Government is also massively under-taxing the wealthiest individuals and corporations and failing to collect revenues. The tax structure should be more progressive. We need to cut down our reliance on indirect taxes and give emphasis on collecting more direct tax from the super-rich. Giving tax breaks, exemptions and cuts for the corporate sector would only increase their after tax profit. Instead the government should tax the big corporates and use the money to redistribute it in the form of more job creation for the poor and spend it in the social sector and for development of rural infrastructure.

What have been the trends and patterns of inequality in various dimensions in India?

Consumption expenditure has declined by 4.4 pc per annum in rural areas and 4.8 pc per annum in urban areas since 2015-16. As per economics professor Himanshu at JNU, “From the time that NSSO consumption expenditure figures have been available, there has never been such a sharp decline”.

The Periodic Labour Force Survey (PLFS) of the National Sample Survey Office (NSSO) released recently showed the unemployment rate in the country in FY18 was at 5.3 pc in rural India and 7.8 pc in urban India, resulting in overall unemployment rate of 6.1 pc.

Gini of wealth in India in 2017 is 0.83 which puts India among countries with high inequality. According to IMF India not only has one of the highest levels of inequality in the region, but it also shows very large increase in inequality since 1990.

India has made substantial gains in health and education outcomes in the past few decades. From 1991 to 2013, life expectancy at birth increased by more than seven years, the infant mortality rate fell by half, the share of births in health facilities more than tripled, the maternal mortality ratio fell by about 60 pc, and the total fertility rate fell to almost replacement level. The education system also expanded rapidly, leading to gross enrolment ratios of 100 and 95 in primary and upper-primary classes respectively (NUEPA 2015).

Do you actually think that capitalism in its current form is doing more harm than good? If yes, then how?

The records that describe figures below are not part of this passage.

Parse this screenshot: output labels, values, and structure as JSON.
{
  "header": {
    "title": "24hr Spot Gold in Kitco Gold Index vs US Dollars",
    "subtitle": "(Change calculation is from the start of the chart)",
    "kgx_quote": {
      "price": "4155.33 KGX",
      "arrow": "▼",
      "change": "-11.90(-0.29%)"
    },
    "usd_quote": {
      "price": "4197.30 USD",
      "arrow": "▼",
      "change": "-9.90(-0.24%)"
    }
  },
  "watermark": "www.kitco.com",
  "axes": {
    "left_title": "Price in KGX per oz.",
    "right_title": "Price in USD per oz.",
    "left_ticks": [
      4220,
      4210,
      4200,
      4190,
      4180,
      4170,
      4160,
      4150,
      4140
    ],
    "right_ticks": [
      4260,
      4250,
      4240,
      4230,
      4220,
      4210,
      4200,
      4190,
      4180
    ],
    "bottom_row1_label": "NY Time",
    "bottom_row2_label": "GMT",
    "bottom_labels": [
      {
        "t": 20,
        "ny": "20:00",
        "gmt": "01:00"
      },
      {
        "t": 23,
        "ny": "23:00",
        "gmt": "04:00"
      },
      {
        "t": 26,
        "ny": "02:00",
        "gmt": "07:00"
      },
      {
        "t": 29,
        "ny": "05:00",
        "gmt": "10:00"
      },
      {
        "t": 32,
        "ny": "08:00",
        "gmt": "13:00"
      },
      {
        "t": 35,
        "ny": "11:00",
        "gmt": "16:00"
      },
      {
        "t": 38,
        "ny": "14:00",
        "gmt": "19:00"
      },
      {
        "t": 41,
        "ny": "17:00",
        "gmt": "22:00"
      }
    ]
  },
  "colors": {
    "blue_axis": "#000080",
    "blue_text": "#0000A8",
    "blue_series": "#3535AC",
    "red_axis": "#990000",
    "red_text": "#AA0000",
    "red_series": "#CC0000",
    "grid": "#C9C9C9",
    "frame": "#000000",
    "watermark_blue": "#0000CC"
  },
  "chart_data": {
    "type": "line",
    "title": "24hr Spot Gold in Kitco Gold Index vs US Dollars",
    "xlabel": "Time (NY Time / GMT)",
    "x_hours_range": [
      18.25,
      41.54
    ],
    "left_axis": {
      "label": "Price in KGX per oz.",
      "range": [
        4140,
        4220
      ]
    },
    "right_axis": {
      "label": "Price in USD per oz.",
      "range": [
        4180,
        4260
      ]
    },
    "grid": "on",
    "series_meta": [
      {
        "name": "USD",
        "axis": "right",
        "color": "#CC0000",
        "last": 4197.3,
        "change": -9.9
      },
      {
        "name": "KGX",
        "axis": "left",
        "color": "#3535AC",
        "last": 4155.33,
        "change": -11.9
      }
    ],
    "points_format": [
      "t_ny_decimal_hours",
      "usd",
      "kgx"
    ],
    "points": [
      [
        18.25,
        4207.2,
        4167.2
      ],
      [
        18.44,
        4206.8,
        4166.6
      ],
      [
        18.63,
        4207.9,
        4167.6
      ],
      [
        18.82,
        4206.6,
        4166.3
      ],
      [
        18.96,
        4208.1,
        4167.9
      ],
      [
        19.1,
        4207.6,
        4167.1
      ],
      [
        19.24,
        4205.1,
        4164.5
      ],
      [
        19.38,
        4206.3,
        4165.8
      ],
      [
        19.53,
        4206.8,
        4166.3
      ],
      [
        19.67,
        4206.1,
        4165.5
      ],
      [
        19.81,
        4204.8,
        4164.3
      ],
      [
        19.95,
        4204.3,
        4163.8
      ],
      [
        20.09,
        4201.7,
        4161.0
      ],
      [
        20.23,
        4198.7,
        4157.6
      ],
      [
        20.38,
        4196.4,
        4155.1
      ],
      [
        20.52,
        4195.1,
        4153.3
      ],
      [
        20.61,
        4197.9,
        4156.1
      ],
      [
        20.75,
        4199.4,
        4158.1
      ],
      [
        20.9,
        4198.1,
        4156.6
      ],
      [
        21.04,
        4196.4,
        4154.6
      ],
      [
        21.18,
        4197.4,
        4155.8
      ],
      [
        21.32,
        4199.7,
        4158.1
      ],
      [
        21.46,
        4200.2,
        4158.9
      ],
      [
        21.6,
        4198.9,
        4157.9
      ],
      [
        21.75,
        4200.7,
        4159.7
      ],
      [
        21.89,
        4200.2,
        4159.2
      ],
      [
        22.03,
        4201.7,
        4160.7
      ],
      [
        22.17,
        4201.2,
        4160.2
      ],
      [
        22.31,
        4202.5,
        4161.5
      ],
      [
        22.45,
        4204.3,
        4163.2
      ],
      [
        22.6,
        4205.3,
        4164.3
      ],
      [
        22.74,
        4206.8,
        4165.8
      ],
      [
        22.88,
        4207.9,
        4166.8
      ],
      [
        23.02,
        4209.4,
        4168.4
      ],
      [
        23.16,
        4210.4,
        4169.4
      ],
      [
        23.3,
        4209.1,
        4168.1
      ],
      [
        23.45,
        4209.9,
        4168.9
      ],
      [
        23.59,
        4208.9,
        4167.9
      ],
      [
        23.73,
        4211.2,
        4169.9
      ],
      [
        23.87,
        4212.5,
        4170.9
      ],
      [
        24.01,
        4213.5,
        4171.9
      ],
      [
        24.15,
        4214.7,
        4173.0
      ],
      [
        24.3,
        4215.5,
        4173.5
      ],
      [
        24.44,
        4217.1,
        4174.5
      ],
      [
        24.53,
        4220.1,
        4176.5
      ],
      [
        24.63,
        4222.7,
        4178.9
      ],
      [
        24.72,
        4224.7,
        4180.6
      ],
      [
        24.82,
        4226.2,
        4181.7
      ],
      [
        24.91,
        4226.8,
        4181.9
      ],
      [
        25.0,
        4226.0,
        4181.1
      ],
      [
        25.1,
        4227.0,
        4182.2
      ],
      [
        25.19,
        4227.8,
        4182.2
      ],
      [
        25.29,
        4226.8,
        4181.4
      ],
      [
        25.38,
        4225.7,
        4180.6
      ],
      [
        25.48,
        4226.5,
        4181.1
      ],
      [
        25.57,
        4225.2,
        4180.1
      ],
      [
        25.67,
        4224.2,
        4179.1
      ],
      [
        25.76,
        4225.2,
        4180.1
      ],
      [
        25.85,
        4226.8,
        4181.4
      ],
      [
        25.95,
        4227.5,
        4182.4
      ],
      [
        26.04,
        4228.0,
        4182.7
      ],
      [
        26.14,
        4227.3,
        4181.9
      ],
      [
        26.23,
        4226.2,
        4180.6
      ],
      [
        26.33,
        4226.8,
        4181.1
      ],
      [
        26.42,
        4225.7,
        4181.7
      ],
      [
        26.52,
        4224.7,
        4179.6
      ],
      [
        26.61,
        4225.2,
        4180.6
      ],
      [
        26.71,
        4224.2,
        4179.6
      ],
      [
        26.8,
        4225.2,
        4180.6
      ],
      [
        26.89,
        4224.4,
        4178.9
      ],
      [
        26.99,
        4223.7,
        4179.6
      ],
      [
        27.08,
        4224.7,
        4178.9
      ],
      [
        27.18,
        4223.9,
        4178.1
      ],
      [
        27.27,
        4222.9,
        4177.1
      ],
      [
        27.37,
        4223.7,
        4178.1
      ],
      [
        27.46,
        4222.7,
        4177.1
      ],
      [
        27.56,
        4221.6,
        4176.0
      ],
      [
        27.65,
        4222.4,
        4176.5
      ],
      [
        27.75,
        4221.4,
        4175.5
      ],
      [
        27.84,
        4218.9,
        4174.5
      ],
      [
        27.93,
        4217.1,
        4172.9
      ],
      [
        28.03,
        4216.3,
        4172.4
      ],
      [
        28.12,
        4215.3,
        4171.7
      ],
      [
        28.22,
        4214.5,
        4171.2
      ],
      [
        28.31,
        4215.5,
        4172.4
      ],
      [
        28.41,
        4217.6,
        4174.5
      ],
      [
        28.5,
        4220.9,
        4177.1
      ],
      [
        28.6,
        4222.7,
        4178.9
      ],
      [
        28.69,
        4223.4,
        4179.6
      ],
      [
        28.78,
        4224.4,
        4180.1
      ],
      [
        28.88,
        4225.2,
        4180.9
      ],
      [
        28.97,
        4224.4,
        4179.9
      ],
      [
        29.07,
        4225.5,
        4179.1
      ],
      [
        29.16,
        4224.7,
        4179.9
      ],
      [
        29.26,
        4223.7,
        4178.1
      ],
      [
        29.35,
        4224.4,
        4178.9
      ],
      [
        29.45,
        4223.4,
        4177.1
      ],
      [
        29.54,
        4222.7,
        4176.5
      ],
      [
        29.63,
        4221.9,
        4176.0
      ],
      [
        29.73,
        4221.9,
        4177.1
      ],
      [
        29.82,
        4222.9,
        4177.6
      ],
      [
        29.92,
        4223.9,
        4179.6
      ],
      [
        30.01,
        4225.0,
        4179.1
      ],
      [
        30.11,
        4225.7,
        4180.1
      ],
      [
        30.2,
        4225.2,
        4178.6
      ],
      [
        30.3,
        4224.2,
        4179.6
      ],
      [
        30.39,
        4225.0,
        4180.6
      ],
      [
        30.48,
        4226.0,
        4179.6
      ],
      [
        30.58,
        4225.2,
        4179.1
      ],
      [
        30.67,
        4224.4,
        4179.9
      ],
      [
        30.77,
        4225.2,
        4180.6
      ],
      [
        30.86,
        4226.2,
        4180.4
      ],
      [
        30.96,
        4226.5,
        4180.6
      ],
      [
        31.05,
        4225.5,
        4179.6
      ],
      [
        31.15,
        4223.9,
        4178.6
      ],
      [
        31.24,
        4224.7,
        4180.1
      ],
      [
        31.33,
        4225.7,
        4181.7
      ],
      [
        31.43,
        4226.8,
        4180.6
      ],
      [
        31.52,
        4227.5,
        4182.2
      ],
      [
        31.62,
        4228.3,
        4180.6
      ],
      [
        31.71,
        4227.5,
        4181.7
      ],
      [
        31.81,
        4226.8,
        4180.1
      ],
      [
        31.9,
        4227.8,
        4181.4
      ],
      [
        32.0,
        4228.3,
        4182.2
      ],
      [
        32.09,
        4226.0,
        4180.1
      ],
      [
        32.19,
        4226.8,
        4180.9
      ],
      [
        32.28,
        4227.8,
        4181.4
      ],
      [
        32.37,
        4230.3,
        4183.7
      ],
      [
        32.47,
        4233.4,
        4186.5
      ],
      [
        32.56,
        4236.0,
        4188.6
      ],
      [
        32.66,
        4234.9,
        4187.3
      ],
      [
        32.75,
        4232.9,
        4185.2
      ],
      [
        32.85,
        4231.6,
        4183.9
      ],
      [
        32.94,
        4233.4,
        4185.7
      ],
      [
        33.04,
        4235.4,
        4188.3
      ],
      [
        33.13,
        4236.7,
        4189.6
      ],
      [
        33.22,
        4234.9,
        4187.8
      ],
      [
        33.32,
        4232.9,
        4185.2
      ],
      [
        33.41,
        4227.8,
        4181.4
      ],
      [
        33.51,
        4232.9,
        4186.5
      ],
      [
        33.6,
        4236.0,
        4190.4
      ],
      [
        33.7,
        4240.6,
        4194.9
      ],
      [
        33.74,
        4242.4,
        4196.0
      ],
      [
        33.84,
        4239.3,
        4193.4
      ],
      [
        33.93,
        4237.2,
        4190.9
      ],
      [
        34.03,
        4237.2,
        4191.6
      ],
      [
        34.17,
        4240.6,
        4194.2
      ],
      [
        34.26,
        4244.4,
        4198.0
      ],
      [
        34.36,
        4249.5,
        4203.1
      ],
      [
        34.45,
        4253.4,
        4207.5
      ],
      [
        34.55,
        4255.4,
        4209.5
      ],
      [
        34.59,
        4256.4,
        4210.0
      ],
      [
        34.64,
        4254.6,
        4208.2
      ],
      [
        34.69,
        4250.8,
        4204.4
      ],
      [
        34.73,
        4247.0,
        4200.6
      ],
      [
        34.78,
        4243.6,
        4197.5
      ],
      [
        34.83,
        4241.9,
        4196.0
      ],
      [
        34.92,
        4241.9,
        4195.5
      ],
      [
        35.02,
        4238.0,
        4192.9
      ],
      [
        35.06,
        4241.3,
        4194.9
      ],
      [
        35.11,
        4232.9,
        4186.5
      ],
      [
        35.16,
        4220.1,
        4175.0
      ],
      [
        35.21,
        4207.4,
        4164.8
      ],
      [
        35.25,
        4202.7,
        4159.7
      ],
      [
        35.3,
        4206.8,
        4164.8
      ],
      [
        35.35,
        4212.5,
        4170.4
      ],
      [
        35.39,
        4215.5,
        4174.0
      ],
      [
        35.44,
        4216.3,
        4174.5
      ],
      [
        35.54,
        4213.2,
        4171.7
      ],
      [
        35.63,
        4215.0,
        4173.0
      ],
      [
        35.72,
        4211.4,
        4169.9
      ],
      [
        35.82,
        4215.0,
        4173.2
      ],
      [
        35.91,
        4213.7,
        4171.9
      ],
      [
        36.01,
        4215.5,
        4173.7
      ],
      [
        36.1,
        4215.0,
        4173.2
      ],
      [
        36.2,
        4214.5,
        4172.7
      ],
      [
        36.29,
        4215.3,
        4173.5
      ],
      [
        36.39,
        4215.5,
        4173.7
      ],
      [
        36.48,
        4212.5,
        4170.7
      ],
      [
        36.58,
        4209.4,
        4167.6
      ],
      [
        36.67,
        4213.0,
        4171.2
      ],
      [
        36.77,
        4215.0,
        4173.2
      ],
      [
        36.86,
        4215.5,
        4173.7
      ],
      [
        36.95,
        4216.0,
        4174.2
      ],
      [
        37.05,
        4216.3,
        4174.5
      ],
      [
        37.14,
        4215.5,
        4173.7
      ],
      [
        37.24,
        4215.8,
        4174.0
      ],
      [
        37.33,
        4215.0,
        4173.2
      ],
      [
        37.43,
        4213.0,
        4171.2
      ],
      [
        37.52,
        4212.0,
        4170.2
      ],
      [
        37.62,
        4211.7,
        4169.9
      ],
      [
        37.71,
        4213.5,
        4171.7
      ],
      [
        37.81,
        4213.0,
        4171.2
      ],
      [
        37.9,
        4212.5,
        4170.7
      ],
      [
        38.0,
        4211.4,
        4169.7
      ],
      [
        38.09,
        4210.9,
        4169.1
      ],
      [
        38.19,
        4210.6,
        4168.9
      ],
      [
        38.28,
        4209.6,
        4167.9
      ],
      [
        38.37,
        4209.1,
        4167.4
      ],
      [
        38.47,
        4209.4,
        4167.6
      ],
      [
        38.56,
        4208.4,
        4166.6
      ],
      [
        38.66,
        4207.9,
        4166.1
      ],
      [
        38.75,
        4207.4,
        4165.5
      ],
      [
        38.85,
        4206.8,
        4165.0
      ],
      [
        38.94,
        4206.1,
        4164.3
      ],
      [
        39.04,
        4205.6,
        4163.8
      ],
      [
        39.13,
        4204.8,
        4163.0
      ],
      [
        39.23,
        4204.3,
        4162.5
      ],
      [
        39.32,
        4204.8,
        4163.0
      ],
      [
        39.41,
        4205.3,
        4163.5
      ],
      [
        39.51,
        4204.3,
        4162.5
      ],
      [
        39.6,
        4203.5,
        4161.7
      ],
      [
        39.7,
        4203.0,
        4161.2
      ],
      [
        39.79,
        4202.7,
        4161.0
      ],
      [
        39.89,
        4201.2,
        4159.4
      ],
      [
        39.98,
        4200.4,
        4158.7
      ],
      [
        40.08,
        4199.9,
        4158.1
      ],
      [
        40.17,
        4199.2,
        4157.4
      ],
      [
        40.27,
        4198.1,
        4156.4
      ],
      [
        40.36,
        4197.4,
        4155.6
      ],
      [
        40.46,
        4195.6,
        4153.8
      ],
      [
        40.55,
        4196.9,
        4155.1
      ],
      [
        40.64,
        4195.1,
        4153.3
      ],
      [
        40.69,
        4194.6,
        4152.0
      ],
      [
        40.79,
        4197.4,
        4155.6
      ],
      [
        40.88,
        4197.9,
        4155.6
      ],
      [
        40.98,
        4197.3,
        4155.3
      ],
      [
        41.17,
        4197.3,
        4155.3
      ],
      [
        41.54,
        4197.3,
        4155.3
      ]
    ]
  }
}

The reason why many people live in poverty in rich countries, as well as poor countries, is inequality. Capitalism’s great engine of growth has also become one of great inequality. A survey conducted by Edelman delineated that 56 pc of those surveyed thought that capitalism was doing more harm than good “despite another year of solid economic growth and near-full employment in many developed countries”. (Economic Times, 2020).

Billionaires are a sign of economic failure, not success. So much wealth held in so few hands is damaging our economies and fracturing our societies. No wonder people are starting to question whether billionaires should even exist.

A healthy market economy is key to tackling poverty and inequality but we don’t have that. We have an extreme form of capitalism that only works for those at the top. Yet governments are not helpless in the face of technological change and market forces. They need to start managing our economies so that they work for everyone and not just the fortunate few.

The labour force participation rate of Indian women is very low compared to other Asian countries. What is the major reason behind this?

The urban labour force participation rate has remained largely stagnant, sliding marginally from 20.5 pc in 2011-12 to 20.4 pc in 2017-18. It is nonetheless low by global standards. The top two sectors employing women in urban centres in India are the textiles and domestic work sectors. Such work is not commensurate with the advanced educational levels that many women have achieved. In effect, there are no decent, appropriate jobs for educated women to engage in. This is why unemployment rates are highest among women with advanced education in India.

In contrast to the urban scenario, there is a decline in workforce participation for rural women – from 35.8 pc to 24.6 pc over the same period. In rural India, the falling female participation is largely due to the income effect. With rising incomes, a woman no longer prefers to work as an unpaid worker or a casual labourer. However, the limited opportunities as well as the dearth of low-skill jobs in the non-farm sector, women are unable to find jobs that would match their preference and have, thus, withdrawn from the workforce (Sanghi, Srija and Vijay, 2015).